Publié le 16/02/2021 - mis à jour le 16/02/2021 à 9H15

Les dispositions de l’article 712-6 du Code de procédure pénale prévoient que les décisions relatives aux mesures d’application des peines décidées par le juge de l’application des peines par voie de jugement sont rendues à l’issue d’un débat contradictoire, au cours duquel sont entendues les réquisitions du ministère public, les observations du condamné ainsi que, le cas échéant, celles de son avocat. En vertu du deuxième alinéa du même article 712-6, le juge de l’application des peines peut toutefois, avec l’accord du ministère public, du condamné ou de son avocat, octroyer une mesure sans organiser de débat contradictoire.

Il en résulte que, devant ce juge, le condamné est amené à effectuer des choix qui engagent la défense de ses intérêts, qu’il s’agisse de celui de faire appel à un avocat, de renoncer au débat contradictoire ou de présenter des observations.
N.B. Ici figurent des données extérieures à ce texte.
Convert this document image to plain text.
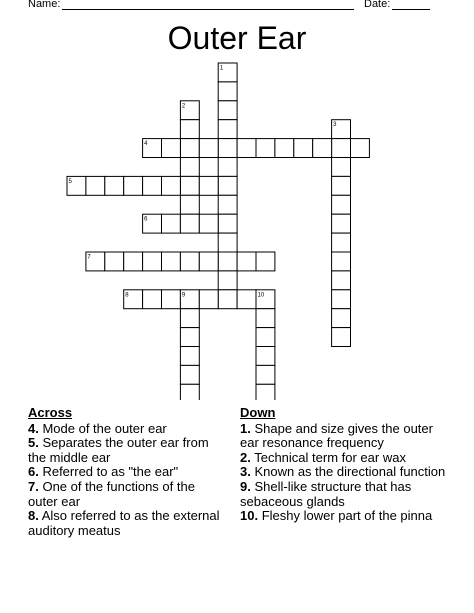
Name:	Date:
Outer Ear
1
2
3
4
5
6
7
8	9	10
Across

4. Mode of the outer ear

5. Separates the outer ear from the middle ear

6. Referred to as "the ear"

7. One of the functions of the outer ear

8. Also referred to as the external auditory meatus

Down

1. Shape and size gives the outer ear resonance frequency

2. Technical term for ear wax

3. Known as the directional function

9. Shell-like structure that has sebaceous glands

10. Fleshy lower part of the pinna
Lorsque le condamné est un majeur protégé, ni les dispositions contestées, ni aucune autre disposition législative n’imposent au juge de l’application des peines d’informer son tuteur ou son curateur afin qu’il puisse l’assister en vue de l’audience. Or, en l’absence d’une telle assistance, l’intéressé peut être dans l’incapacité d’exercer ses droits, faute de discernement suffisant ou de possibilité d’exprimer sa volonté en raison de l’altération de ses facultés mentales ou corporelles, et ainsi opérer des choix contraires à ses intérêts.

En conséquence, en ne prévoyant pas en principe une telle information, ces dispositions méconnaissent les droits de la défense.